Many of our prior blog posts have discussed foreclosures of real property. But what happens when the owner of a cooperative or “co-op” apartment cannot pay his share loan or maintenance? Although the term “foreclosure” generally applies to the taking of real property by a lienholder, a co-op owner does not own real property, but owns shares in the cooperative corporation which have been allocated to his apartment within a larger building.
A co-op owner is issued a share certificate, which states how many shares he owns, as well as listing the name of the co-op corporation, the address, and the specific apartment number. He is also issued a proprietary lease by the co-op, which allows occupancy of a particular unit and states the terms and conditions of his share ownership. When taking out a share loan to purchase the co-op, the buyer/owner must pledge his shares as collateral for the loan. The actual share certificate and proprietary lease must be physically delivered to the lender (or its legal representative) at the closing, to be held as collateral until the loan is paid in full.

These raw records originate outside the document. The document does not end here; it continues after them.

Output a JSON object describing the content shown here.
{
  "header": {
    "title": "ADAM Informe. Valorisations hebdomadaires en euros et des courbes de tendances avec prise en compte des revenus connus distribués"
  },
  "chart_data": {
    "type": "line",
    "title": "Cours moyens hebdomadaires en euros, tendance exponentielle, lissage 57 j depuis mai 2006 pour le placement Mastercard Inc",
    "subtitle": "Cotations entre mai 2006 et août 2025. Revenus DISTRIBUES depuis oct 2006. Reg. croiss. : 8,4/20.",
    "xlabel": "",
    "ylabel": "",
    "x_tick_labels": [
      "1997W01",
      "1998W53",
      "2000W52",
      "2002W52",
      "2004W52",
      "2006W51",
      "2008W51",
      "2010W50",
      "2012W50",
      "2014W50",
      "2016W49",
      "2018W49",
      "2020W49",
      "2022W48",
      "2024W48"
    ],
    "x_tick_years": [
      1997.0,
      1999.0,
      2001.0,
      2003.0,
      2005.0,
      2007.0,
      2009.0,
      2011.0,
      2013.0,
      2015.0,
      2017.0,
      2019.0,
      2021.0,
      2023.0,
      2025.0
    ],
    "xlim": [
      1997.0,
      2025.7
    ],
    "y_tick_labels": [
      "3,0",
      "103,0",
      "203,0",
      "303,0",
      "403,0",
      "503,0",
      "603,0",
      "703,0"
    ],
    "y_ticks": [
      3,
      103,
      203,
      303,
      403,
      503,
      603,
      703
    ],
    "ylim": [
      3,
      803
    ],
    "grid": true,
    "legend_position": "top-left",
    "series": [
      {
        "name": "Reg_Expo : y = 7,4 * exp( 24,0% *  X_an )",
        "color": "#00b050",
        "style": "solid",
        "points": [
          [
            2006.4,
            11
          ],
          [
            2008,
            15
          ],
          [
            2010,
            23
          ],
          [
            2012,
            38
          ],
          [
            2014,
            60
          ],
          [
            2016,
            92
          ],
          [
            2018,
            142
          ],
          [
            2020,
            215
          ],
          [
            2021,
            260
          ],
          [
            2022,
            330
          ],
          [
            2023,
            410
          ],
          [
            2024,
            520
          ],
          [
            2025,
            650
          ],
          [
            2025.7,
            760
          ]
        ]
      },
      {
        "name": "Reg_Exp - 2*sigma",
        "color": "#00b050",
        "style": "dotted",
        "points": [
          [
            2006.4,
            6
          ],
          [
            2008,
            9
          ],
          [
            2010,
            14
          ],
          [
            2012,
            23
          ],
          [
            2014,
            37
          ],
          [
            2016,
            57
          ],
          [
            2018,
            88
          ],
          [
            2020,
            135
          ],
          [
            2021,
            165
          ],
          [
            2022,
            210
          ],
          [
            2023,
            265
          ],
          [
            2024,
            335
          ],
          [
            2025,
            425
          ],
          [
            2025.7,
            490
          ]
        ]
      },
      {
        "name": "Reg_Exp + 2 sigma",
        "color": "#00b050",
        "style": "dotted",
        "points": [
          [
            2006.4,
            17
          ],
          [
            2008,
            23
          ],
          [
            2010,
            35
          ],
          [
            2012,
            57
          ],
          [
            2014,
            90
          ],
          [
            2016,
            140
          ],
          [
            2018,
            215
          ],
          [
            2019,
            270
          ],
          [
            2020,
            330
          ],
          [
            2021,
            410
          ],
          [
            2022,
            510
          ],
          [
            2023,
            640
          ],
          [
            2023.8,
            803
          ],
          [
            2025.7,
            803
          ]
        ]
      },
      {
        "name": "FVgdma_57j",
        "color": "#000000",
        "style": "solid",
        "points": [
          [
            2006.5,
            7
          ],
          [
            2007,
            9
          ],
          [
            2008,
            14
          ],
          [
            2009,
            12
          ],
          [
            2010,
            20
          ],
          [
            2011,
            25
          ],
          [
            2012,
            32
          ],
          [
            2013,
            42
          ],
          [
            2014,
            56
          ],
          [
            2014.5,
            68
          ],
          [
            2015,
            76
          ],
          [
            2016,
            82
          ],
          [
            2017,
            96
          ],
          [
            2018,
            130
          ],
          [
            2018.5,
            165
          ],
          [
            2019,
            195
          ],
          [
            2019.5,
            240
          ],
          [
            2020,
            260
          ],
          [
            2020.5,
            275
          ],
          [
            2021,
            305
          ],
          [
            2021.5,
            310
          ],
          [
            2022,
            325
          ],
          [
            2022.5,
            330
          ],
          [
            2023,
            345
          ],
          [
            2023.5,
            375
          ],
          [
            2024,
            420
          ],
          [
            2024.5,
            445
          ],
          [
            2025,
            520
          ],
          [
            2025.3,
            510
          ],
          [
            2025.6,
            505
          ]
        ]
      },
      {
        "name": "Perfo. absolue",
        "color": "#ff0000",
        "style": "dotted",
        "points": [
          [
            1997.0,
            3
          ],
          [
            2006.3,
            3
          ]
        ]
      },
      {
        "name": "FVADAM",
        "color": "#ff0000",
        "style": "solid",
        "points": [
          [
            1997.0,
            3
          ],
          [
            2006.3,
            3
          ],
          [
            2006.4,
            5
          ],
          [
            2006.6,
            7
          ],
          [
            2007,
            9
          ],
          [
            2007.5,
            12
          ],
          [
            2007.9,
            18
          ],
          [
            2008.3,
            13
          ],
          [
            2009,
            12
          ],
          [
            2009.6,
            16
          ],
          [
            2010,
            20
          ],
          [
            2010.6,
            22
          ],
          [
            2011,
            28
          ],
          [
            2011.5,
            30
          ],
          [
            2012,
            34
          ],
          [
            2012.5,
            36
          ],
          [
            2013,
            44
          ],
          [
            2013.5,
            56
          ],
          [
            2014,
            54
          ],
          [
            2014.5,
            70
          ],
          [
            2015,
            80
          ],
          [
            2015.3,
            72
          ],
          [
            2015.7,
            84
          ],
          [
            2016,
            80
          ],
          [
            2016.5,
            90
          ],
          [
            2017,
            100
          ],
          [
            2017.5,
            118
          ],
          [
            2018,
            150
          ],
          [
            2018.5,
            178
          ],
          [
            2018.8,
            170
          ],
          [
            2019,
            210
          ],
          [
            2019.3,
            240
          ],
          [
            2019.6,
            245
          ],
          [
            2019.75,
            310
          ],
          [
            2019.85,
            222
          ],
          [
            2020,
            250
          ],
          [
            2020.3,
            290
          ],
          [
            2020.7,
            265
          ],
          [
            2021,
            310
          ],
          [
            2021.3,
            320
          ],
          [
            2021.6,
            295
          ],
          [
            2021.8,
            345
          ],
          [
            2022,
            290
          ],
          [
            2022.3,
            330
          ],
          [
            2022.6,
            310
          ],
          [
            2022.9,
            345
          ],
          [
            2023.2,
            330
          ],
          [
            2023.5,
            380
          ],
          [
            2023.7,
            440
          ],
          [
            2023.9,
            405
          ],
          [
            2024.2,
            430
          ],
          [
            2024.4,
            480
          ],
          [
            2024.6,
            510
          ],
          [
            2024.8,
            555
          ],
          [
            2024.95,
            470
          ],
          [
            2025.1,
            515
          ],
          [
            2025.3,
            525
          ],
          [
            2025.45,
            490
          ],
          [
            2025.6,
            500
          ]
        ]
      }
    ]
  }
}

However, there may be situations where an owner cannot make his share loan payments, and the lender seeks take permanent possession of the collateral, which is the share certificate. In New York, this is known as non-judicial foreclosure. This means that an action is not brought in Supreme Court, where real property foreclosure actions are generally commenced. Instead, the foreclosing lender must bring a proceeding outside of the Court system. This is usually done by sending default and termination notices to the borrower. If the borrower does not cure the default within a given amount of time, then the lender can notice a public sale of the shares pursuant to New York’s Uniform Commercial Code, Article 9. This law sets forth the terms and conditions under which a non-judicial sale of the shares can be held. Assuming that notice has been properly given, there may be an auction sale of the shares, in which any party can submit a bid. The high bidder, which is usually the lender, then takes possession of the shares in question. It should be noted that the co-op board must approve any actual occupant of the apartment, even if the apartment is owned by another party subsequent to the auction sale.
During this period of time, and even after the sale of the shares, the shareholder may continue to live in the co-op apartment in question. A successful bidder for the shares may own the shares and the apartment, but not have legal possession of the apartment. In order to remove the former owner from the premises, the new owner must now resort to the Court system and commence an eviction action.
Such an action is usually brought in the Supreme Court of the county in which the apartment is located, and not in the local landlord-tenant court. Various court rulings have generally held that jurisdiction in such situations lies with the Supreme Court. The new owner should have experienced counsel commence an ejectment action. This type of action is similar to an ordinary eviction action, but is brought in Supreme Court, and will require more time to be resolved, as it is not an expedited hearing as typically occurs in landlord-tenant court. If the new owner is able to show that notices were properly given, and that she is the current rightful owner, she will be able to obtain a Court order to evict the former owner, and have that order enforced by the City Marshal or Sheriff, depending on the location of the property.
Co-ops are prevalent in New York, and are subject to different rules and laws regarding foreclosure and eviction. Our firm has experience in handling such situations, whether from the new owners or former owners of such co-op apartments.